Sometimes I like to cook up a couple of big juicy steaks, mix up a salad, and call it dinner. David likes it, too. But sometimes, plain old steak gets boring. I’m not one to dip my steak in ketchup, but I want something to eat my steak with. Something good. Well, that brings me to our next recipe: shallot and red wine steak sauce. This whole meal fits together quite nicely, almost like a puzzle where the steak fits into the sauce and then the sauce with the glass of red wine you are drinking with dinner.

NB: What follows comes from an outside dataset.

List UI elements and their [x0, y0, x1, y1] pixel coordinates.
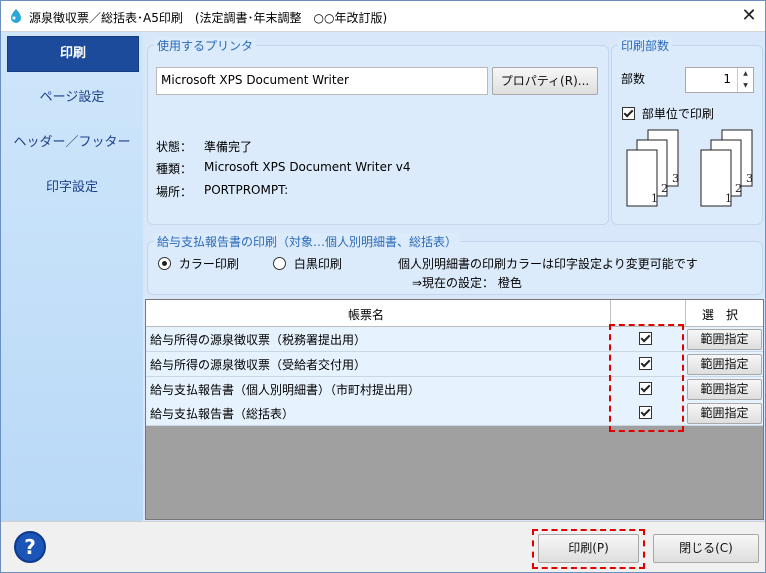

Because it’s the same wine, you see.
And that is a perfect night at home, good food, a glass of wine and great company.
Shallot & Red Wine Steak Sauce
- 2 steaks (make sure they have some fat on them, you’ll need it!)
- 1 gigantic shallot, or 2 regular sized ones, cut into rings
- 2 springs of thyme, leaves only
- 1 cup red wine
- olive oil
- salt and pepper to taste
- Turn on your broiler (this step is optional; you can really cook the whole steaks on the stove, but my tiny apartment + a lot of smoke = angry smoke alarm) and line a baking sheet with tin foil
- Sear the steaks in a little bit of olive oil in a heavy-bottomed pan for 4 minutes on each side (you may need to do this one at a time), or whenever they lift up easily. I used my dutch oven, because I have a limited collection of meat cookware.
- Remove the steaks to the prepared baking sheet and let them finish cooking in the broiler (or a plate if they’re done).
- Lower the flame, add the shallots to the pan with a pinch of salt and cook for 8-10 minutes until the shallots cook down and become soft.
- Add the thyme and wine and raise the fire. Reduce the sauce by about half.
- Spoon the sauce over the steaks and eat.